Le 18 novembre dernier, plusieurs dizaines de personnes provenant de divers horizons – mouvements sociaux, secteurs privé, universités – se sont réunies à l’UQAM pour discuter du potentiel de changement social des médias sociaux. Cet événement, baptisé Être social/Being Social, était organisé par deux boursiers de la Fondation Trudeau, Mélanie Millette, doctorante en communication et membre du Laboratoire de communication médiatisée par ordinateur (LabCMO), et Sébastien Jodoin, doctorant en droit et politique de l’environnement à l’Université Yale, avec le soutien de la Faculté de communication et de l’École des médias.
Pour souligner son dixième anniversaire, la Fondation Trudeau, un organisme canadien qui soutient les études doctorales et la recherche, avait lancé un appel à ses boursiers pour qu’ils lui soumettent des projets d’événements pouvant se greffer à son colloque annuel (21, 22 et 23 novembre). «L’événement a été un succès, souligne Mélanie Millette. La nature diversifiée des interventions a permis d’enrichir les débats, qui ont porté à la fois sur les usages concrets des médias sociaux et sur des enjeux plus larges concernant leur capacité de soutenir le changement dans une perspective de progrès social et ce, dans différentes sphères d’activités.»

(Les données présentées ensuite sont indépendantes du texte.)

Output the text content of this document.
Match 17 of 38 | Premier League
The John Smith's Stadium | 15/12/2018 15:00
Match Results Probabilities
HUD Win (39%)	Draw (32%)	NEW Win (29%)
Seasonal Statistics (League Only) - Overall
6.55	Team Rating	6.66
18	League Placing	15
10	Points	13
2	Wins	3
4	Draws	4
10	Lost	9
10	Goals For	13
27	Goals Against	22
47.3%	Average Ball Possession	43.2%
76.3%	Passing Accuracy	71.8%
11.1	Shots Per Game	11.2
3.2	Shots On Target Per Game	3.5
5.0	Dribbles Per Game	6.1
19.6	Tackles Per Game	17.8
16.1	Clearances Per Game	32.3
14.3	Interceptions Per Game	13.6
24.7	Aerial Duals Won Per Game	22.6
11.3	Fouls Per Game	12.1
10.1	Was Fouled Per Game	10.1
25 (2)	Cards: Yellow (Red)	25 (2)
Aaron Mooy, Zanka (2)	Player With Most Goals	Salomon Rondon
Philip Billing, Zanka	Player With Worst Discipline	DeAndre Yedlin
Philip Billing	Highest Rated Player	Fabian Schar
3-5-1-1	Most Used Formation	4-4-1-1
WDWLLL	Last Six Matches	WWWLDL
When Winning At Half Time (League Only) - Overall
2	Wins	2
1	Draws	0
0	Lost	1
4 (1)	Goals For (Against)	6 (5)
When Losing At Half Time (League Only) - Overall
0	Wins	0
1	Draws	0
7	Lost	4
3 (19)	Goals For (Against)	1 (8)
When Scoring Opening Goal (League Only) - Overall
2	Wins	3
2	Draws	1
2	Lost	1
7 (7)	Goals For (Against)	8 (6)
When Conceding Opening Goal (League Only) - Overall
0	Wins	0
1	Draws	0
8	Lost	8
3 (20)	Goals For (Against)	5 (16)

Les participants ont échangé sur l’utilisation des technologies numériques dans les domaines des droits humains, de l’environnement, des médias, de l’urbanisme, des arts, de la gouvernance et aussi dans les processus de mobilisation collective. Pour lancer la discussion, quatre conférenciers avaient été invités : Matthew Carrol, du réseau environnementaliste LeadNow.ca, Christine Renaud, fondatrice de e-180.com, un site de jumelage favorisant l’éducation par les pairs, Antoine Beaupré, de Koumbit, un organisme visant l’autonomie technologique des groupes sociaux, et les professeures Kim Sawchuck, de l’Université Concordia, et Shannon Gilreath, de la Wake Forest University.
Un débat polarisé
Malgré leur grande popularité, les médias sociaux font l’objet de nombreuses critiques. Le débat public sur la place et le rôle qu’ils occupent dans la société demeure polarisé, observe Mélanie Millette. «Certains les perçoivent comme une panacée sociale, comme si leur nature même induisait le progrès. D’autres, au contraire, prétendent qu’ils ont peu d’impact, qu’ils contribuent à développer l’hyperindividualisme, voire de nouvelles formes d’aliénation. Cela dit, sans vouloir surestimer leur potentiel, les nouveaux médias, s’ils sont bien utilisés, peuvent s’avérer des outils précieux de diffusion d’information et de mobilisation faisant contrepoids aux discours officiels et aux médias traditionnels. Au cours du printemps 2012, des centaines d’étudiants et de citoyens ont utilisé l’espace numérique pour soutenir le mouvement de grève : articles, lettres ouvertes, blogues, tweets, pages Facebook.»
La doctorante croit également que l’usage des médias numériques permet à des groupes, dans divers secteurs, d’accroître leur visibilité et d’obtenir une reconnaissance sociale. «En environnement, certains groupes de pression n’ont pas les moyens de recourir aux services de relationnistes. Dans le domaine culturel, plusieurs artistes se servent des réseaux sociaux pour faire connaître leurs œuvres.»
Un espace public élargi
On dit qu’il n’y a pas de démocratie sans espace public ni d’espace public sans médias. Le «peuple» des blogues ou la «nation Facebook» sont-ils en train de changer les conditions de la délibération démocratique ? Est-ce qu’ils nous rapprochent de l’utopie d’une participation universelle ? «Certes, l’écoute, le débat raisonné et la réflexion ne sont pas toujours au rendez-vous dans les médias sociaux, mais ces derniers peuvent servir de levier pour favoriser l’expression d’une pluralité de voix et de points de vue alternatifs, soutient Mélanie Millette. Un membre d’un groupe de pression n’a pas besoin d’obtenir l’autorisation d’un chef de pupitre dans un journal pour que sa lettre ouverte soit publiée. Il peut la mettre en forme sur son blogue, la relayer sur Twitter et la diffuser auprès de ses amis sur Facebook.»
Au cours des prochaines semaines, le site Internet de l’événement Être social/Being Social rendra disponible un document synthèse des discussions tenues le 18 novembre dernier. «Qui sait ? Peut-être que cela suscitera un intérêt pour organiser d’autres rencontres de ce genre», dit la doctorante, qui croit en la nécessité de créer ce qu’elle appelle des «espaces pluriels de discussion.»